MP pede R$ 120 milhões de Virgínia e Blaze por supostos danos coletivos

Ação aponta publicidade abusiva e acusa dupla de explorar vulnerabilidade de apostadores

O Ministério Público do Distrito Federal e Territórios (MPDFT) ajuizou uma ação civil pública contra a influenciadora Virgínia Fonseca e a plataforma de apostas Blaze, pedindo a condenação solidária ao pagamento de R$ 120 milhões por danos morais coletivos. Segundo a ação, a influenciadora e a empresa teriam promovido publicidade considerada abusiva, explorando a vulnerabilidade dos consumidores e incentivando a prática de apostas por meio de campanhas que transmitiriam uma falsa percepção de ganhos fáceis.
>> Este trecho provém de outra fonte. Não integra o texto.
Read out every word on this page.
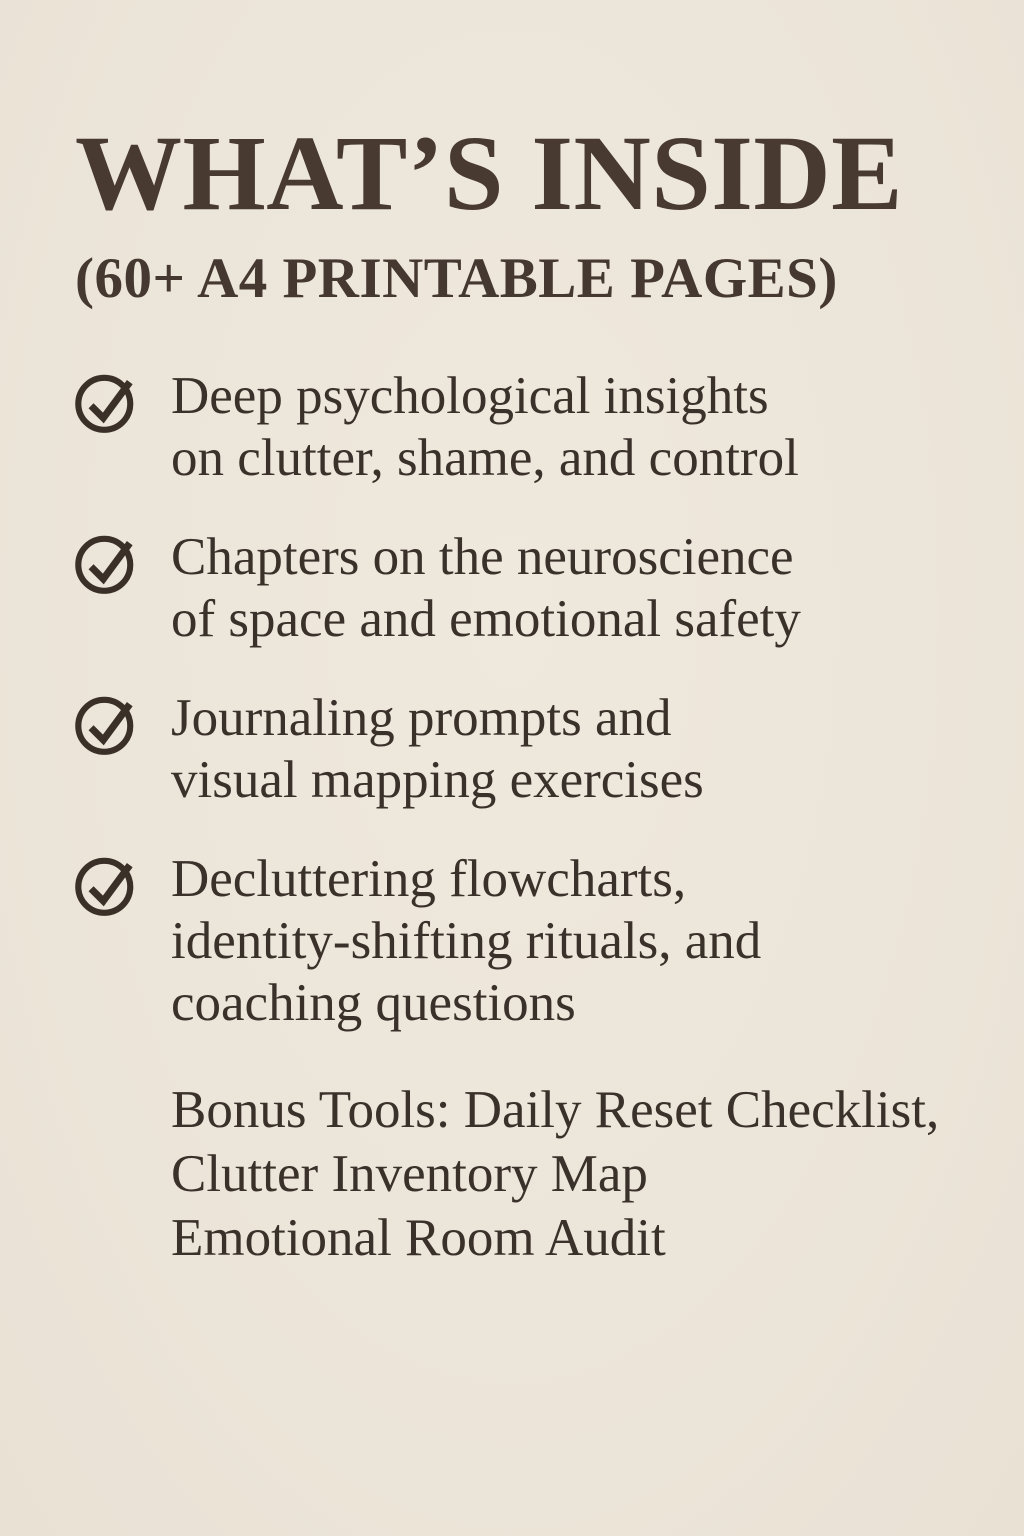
WHAT’S INSIDE
(60+ A4 PRINTABLE PAGES)
Deep psychological insights
on clutter, shame, and control
Chapters on the neuroscience
of space and emotional safety
Journaling prompts and
visual mapping exercises
Decluttering flowcharts,
identity-shifting rituals, and
coaching questions
Bonus Tools: Daily Reset Checklist,
Clutter Inventory Map
Emotional Room Audit
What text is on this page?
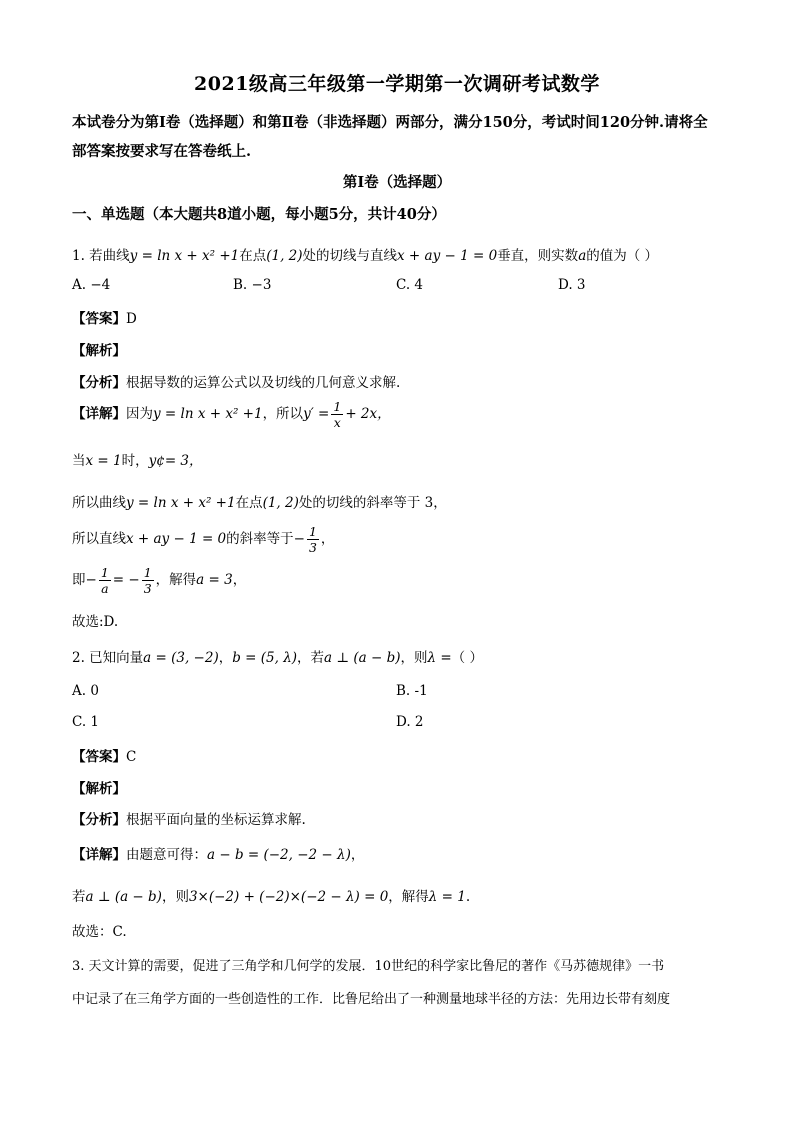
2021级高三年级第一学期第一次调研考试数学
本试卷分为第Ⅰ卷（选择题）和第Ⅱ卷（非选择题）两部分，满分150分，考试时间120分钟.请将全部答案按要求写在答卷纸上.
第Ⅰ卷（选择题）
一、单选题（本大题共8道小题，每小题5分，共计40分）
1. 若曲线y = ln x + x² +1在点(1, 2)处的切线与直线x + ay − 1 = 0垂直，则实数a的值为（ ）
A. −4	B. −3	C. 4	D. 3
【答案】D
【解析】
【分析】根据导数的运算公式以及切线的几何意义求解.
【详解】因为y = ln x + x² +1，所以$y' = \frac{1}{x} + 2x$，
当x = 1时，y¢= 3，
所以曲线y = ln x + x² +1在点(1, 2)处的切线的斜率等于 3，
所以直线x + ay − 1 = 0的斜率等于− $\frac{1}{3}$ ，
即− $\frac{1}{a}$ = − $\frac{1}{3}$ ，解得a = 3，
故选:D.
2. 已知向量a = (3, −2)，b = (5, λ)，若a ⊥ (a − b)，则λ =（ ）
A. 0	B. -1
C. 1	D. 2
【答案】C
【解析】
【分析】根据平面向量的坐标运算求解.
【详解】由题意可得：a − b = (−2, −2 − λ)，
若a ⊥ (a − b)，则3×(−2) + (−2)×(−2 − λ) = 0，解得λ = 1.
故选：C.
3. 天文计算的需要，促进了三角学和几何学的发展．10世纪的科学家比鲁尼的著作《马苏德规律》一书
中记录了在三角学方面的一些创造性的工作．比鲁尼给出了一种测量地球半径的方法：先用边长带有刻度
Foto: Reprodução Instagram | @virginia
Virgínia Fonseca

De acordo com o Ministério Público, a atuação da Blaze e de Virgínia configuraria uma "engenharia predatória de exploração" voltada à captação de apostadores. O promotor responsável pelo caso afirma que a influenciadora divulgou conteúdos patrocinados sem alertar de forma clara sobre o caráter publicitário das postagens. A investigação também aponta que, em uma das campanhas realizadas durante a Copa do Mundo, Virgínia teria recebido comissão sobre as perdas financeiras registradas por usuários captados por meio de suas publicações. 

Durante a apuração, servidores do MPDFT realizaram monitoramento da plataforma após criarem contas de usuário para acompanhar seu funcionamento. A Promotoria concluiu que a empresa utilizava estratégias promocionais consideradas enganosas, incluindo o envio de e-mails com promessas de vantagens aos consumidores. O órgão informou ter recebido cerca de 42 mil reclamações relacionadas à Blaze, reforçando os indícios de práticas lesivas aos usuários.

Em nota, a defesa de Virgínia Fonseca informou que tomou conhecimento da ação pela imprensa e afirmou que responderá às alegações no decorrer do processo judicial. A ação também pede a adoção de medidas para impedir novas práticas consideradas irregulares na divulgação de apostas esportivas.